The group made up of Palestinian, Israeli, Jordanian, European, South American, Canadian, and American students developed a 10-step resolution model. “it was a phenomenal success,” Sgorbati says. “together they conceived of agreements that allowed different communities along the Jordan River to access water and agencies that would facilitate their communication and representation. Their interest in the environment and complex systems allowed them to challenge their long-standing assumptions of the Israel/Palestine conflict. It was a puzzle, and they solved it together.”
Enter Government Agencies
This was not Sgorbati’s first encounter with water issues. The previous fall, on the heels of the devastating tropical storm Irene, Sgorbati hosted the Water Dialogues at CAPA. Shira Sternberg ’05 helped to organize a White House Round table at the College with the Regional Administrator of the EPA, Curt Spalding. What happened next has become the telltale of a Bennington success. Spalding found the dialogues so fruitful his office called Sgorbati afterward to suggest a CAPA-EPA collaboration.

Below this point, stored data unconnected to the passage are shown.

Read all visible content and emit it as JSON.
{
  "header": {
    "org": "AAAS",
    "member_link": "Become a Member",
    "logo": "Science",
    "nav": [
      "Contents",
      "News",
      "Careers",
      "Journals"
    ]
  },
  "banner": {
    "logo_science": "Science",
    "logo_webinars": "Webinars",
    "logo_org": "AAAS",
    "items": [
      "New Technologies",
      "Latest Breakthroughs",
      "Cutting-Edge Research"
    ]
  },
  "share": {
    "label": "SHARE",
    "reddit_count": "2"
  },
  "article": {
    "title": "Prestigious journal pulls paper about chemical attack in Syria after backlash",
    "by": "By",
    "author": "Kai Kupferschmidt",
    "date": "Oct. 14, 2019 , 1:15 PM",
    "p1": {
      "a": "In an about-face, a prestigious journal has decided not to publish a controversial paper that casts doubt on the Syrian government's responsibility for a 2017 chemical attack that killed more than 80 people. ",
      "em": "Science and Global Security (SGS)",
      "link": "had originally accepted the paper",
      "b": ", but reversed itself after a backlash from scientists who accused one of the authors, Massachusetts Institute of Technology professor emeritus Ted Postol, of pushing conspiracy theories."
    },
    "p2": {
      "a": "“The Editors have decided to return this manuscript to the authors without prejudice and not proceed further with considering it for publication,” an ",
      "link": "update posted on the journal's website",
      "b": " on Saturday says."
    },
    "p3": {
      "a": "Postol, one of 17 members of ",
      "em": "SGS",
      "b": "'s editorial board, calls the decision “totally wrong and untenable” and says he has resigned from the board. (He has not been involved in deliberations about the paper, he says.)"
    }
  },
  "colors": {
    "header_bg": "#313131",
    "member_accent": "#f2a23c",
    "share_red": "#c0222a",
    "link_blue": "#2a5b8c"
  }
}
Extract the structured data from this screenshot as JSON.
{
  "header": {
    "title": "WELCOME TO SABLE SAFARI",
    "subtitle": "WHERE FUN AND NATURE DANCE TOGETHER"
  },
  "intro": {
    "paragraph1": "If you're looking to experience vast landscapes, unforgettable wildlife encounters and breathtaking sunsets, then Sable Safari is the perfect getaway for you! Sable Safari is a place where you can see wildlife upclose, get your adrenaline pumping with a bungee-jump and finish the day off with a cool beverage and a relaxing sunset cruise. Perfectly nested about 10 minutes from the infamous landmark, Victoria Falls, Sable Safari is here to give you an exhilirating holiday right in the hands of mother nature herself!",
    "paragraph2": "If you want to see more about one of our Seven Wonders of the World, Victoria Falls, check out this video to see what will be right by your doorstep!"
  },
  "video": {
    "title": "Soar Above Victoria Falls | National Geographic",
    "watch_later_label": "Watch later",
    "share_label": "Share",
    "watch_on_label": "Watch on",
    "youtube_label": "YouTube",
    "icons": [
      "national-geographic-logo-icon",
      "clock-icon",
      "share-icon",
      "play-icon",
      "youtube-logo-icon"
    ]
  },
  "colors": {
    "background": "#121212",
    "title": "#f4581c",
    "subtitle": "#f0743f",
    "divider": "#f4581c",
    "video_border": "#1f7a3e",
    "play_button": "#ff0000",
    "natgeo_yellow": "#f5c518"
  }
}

The Environmental Protection Agency has 10 regional offices with headquarters in DC. every two years one region becomes the liaison between each of the regions and the DC headquarters. Boston’s turn as liaison was coming up, and the office was interested in gathering more information about how the other regional offices were organized to help communication throughout the country. Ready to apply Bennington’s collective intellect to the problem, Sgorbati designed a course in which students examined current structures of the 10 regions of the EPA, collecting data on how each region was organized, their different roles and programs. the final product was a new national organization chart. The class then invited EPA staff to come to Bennington, where they shared the information and asked them questions about how they work. They were impressed by the students’ work and elected to share the new organization chart. The new organizational chart with the national public affairs directors. It is now also used by some senior staff offices in DC, including the chief-of-staff and White House liaison.